After a heavy rain event and/or a significant tropical system, you often here the terms ‘100-year flood’ or ‘500 year-flood’ associated with significant flooding. But what does that mean? And do these floods really happen every 100 or 500 years?
What is a ‘100-year flood’?
When talking about weather (and most other sciences), statistics are often used to describe the frequency or significance of an event. For example, we use percentages when expressing rain chances.
Scientists talk about the probability of floods in ‘recurrence intervals’.
As defined by the USGS, a recurrence interval is “the probability that the given event will be equaled or exceeded in any given year”. When applying this to the term ‘100-year flood’, it simply means there is a 1% chance of a given-sized flood to occur in any given year. It does not mean that a flood of a set-size happens every 100 years. It’s actually possible that a location sees multiple 100-year floods in a single year.

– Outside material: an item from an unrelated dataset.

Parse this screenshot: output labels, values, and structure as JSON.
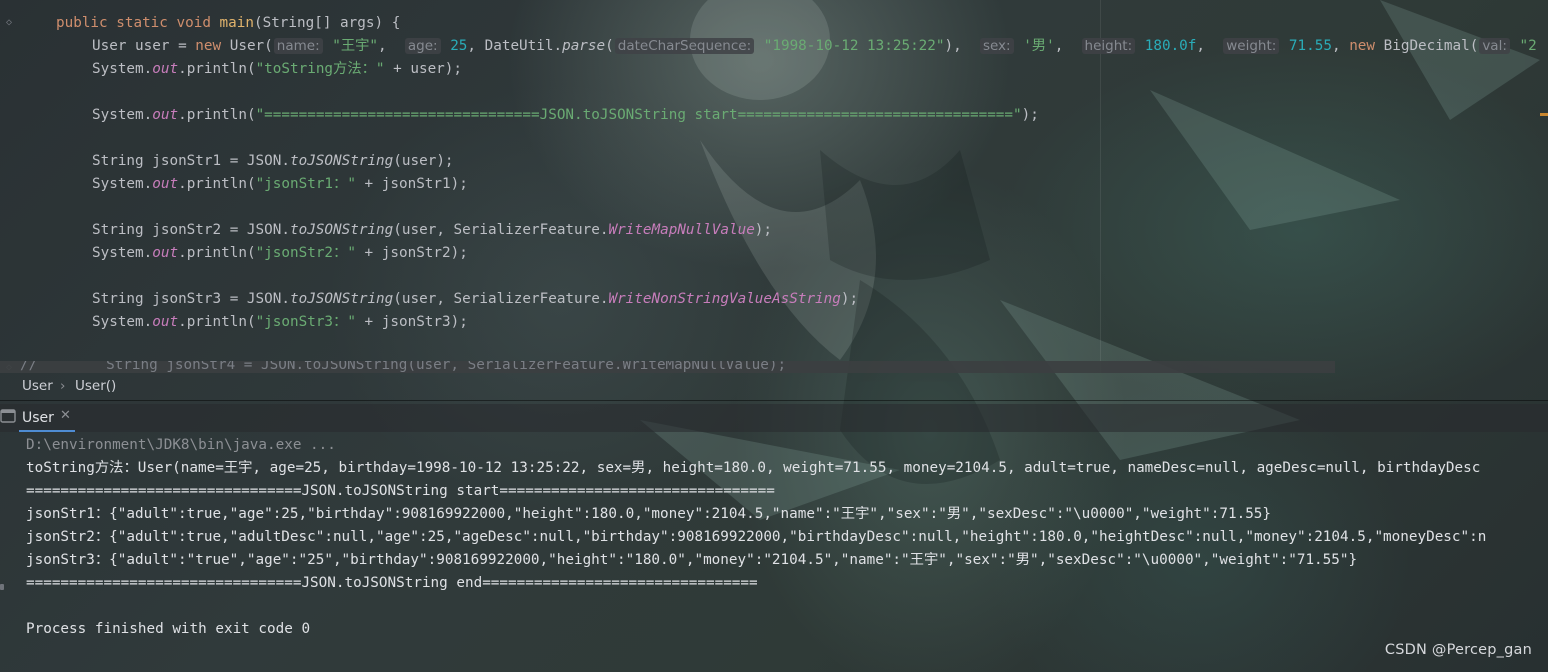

Recurrence intervals are location-specific and based on at least 10 years of data. These intervals are analyzed and updated when there are changes related to average rainfall, data records, climate variations, etc.
What is considered a 100-year flood in Austin?
A ‘100-year flood’ in Austin is defined as a rain total of nearly 13″ in a 24-hour period. (This recurrence interval was recently adjusted in 2018.)
‘Atlas 14’ study: an adjustment in flood risks
In September of 2018, the National Weather Service conducted a study called ‘Atlas 14′ with the purpose of redefining flood risks in Austin using a longer historical record. They did this by adding in data up to the year 2017 (previous analysis: up to 1994). This resulted in new recurrence intervals and flood risk guidelines.
Flood risks before Atlas 14 study:
— ’25-year flood’ (4% chance of occurrence in a year): up to 7.6″ in 24 hours
— ‘100-year flood’ (1% chance of occurrence in a year): up to 10.2″ in 24 hours
— ‘500-year flood’ (0.2% chance of occurrence in a year): up to 13.5″ in 24 hours
Flood risks after Atlas 14 study:
— ’25-year flood’ (4% chance of occurrence in a year): up to 9″ in 24 hours
— ‘100-year flood’ (1% chance of occurrence in a year): up to 13″ in 24 hours
— ‘500-year flood’ (0.2% chance of occurrence in a year): up to 19.5″ in 24 hours
What does this mean?
The addition of the data from the last ~20 years shows an increase in frequency of high rainfall-producing events in the Austin area. It now takes up to 13.5″ of rain in 24 hours to define a 100-year flood, not 10.2″ as previously thought. And what was initially thought of as a 500-year flood is actually a 100-year flood, meaning there is a higher chance of occurrence in any given year.
The redefinition also puts a greater area of the city of Austin in a floodplain, an area susceptible or at a higher risk of flooding. This has further implications on future development, re-development or remodeling of properties.
This also can hit your wallet as those who live in designated floodplains pay more for flood insurance…. as there is a higher probability of a significant flood occurring in that area.